Власть заблуждалась: в России никогда еще – ни до, ни после – образованный слой не был так агрессивно настроен по отношению к ней, как в начале XX века.

Не думая о возможности разрушения самой властной конструкции, интеллигенция во что бы то ни стало хотела перестроить ее «под себя»: не укрепляя фундамента, водрузить на ветхую конструкцию новое «здание народного представительства» в лице Государственной Думы и ответственного перед ней кабинета.

По мнению этих людей, народ лучше всего представляли бы они сами – присяжные поверенные, университетские профессора, земские деятели. Прогрессивные и опытные, как им самим казалось, политики, знающие, что нужно этому народу и куда вести Россию. Они считали, что заняты важным и относительно безопасным делом улучшения и усовершенствования. Но на самом деле каждый из них по-своему валил конструкцию власти. Борясь с явно несовершенным существующим государством, не готовым меняться под нажимом «общества» и «толпы», они по кирпичику растаскивали фундамент российской государственности. И в конце концов ее разрушили.

Наконец, третье обстоятельство – радикальные активисты. Те, кто просто решил извести «проклятый режим». Радикалы были честны в своих помыслах и преступны в своих деяниях. Они ненавидели эту власть. И поэтому взрывали и расстреливали ее на улицах и площадях. А заодно – агитировали по преимуществу лояльное население к «последнему и решительному бою» со старым миром. Джинн был выпущен из бутылки, и загнать его обратно уже не удалось.
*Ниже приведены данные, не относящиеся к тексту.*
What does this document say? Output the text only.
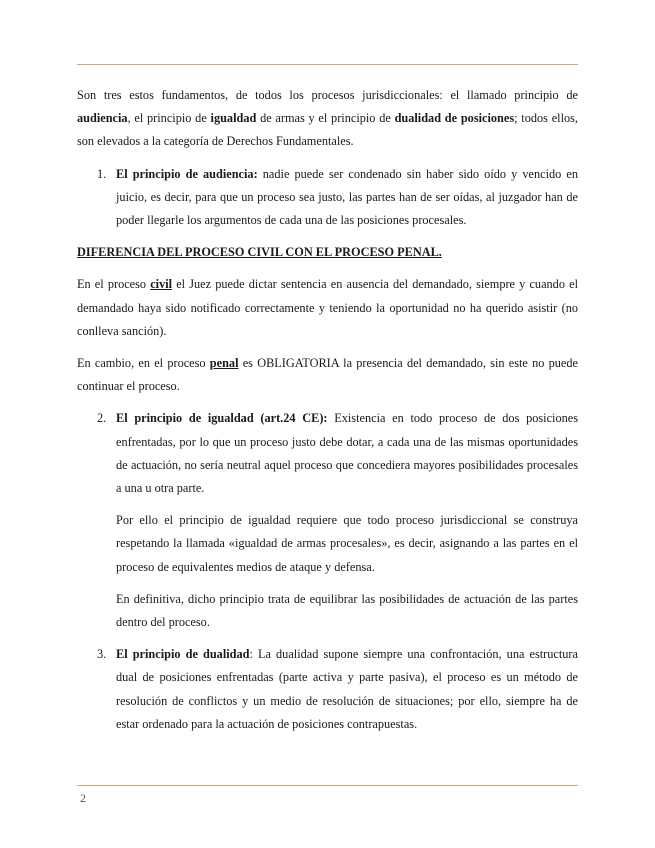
Son tres estos fundamentos, de todos los procesos jurisdiccionales: el llamado principio de audiencia, el principio de igualdad de armas y el principio de dualidad de posiciones; todos ellos, son elevados a la categoría de Derechos Fundamentales.

1. El principio de audiencia: nadie puede ser condenado sin haber sido oído y vencido en juicio, es decir, para que un proceso sea justo, las partes han de ser oídas, al juzgador han de poder llegarle los argumentos de cada una de las posiciones procesales.

DIFERENCIA DEL PROCESO CIVIL CON EL PROCESO PENAL.

En el proceso civil el Juez puede dictar sentencia en ausencia del demandado, siempre y cuando el demandado haya sido notificado correctamente y teniendo la oportunidad no ha querido asistir (no conlleva sanción).

En cambio, en el proceso penal es OBLIGATORIA la presencia del demandado, sin este no puede continuar el proceso.

2. El principio de igualdad (art.24 CE): Existencia en todo proceso de dos posiciones enfrentadas, por lo que un proceso justo debe dotar, a cada una de las mismas oportunidades de actuación, no sería neutral aquel proceso que concediera mayores posibilidades procesales a una u otra parte.
Por ello el principio de igualdad requiere que todo proceso jurisdiccional se construya respetando la llamada «igualdad de armas procesales», es decir, asignando a las partes en el proceso de equivalentes medios de ataque y defensa.
En definitiva, dicho principio trata de equilibrar las posibilidades de actuación de las partes dentro del proceso.
3. El principio de dualidad: La dualidad supone siempre una confrontación, una estructura dual de posiciones enfrentadas (parte activa y parte pasiva), el proceso es un método de resolución de conflictos y un medio de resolución de situaciones; por ello, siempre ha de estar ordenado para la actuación de posiciones contrapuestas.
2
Власть оказалась к этому не способна, а больше справиться с террором и беспределом в стране было некому. Поразительно точно сказал об этом царский министр юстиции Иван Щегловитов: «Паралитики власти слабо, нерешительно, как-то нехотя борются с эпилептиками революции»...

Расплата не заставила себя ждать. В конечном счете под обломками сгинули все: и «прогрессивные реформаторы» – стихия русской революции поглотила их сразу после 1917го, и «пламенные революционеры», которые в основной своей массе исчезли позже – в яростном 1937м.

Причина исторического поражения и тех и других очевидна. Они, как выяснилось, органически не были способны к созиданию в рамках действующего государства. Стоит ли удивляться, что возрождающаяся российская государственность в своей новой, советской модификации, быстро распознав это, поспешила избавиться и от тех, и от других.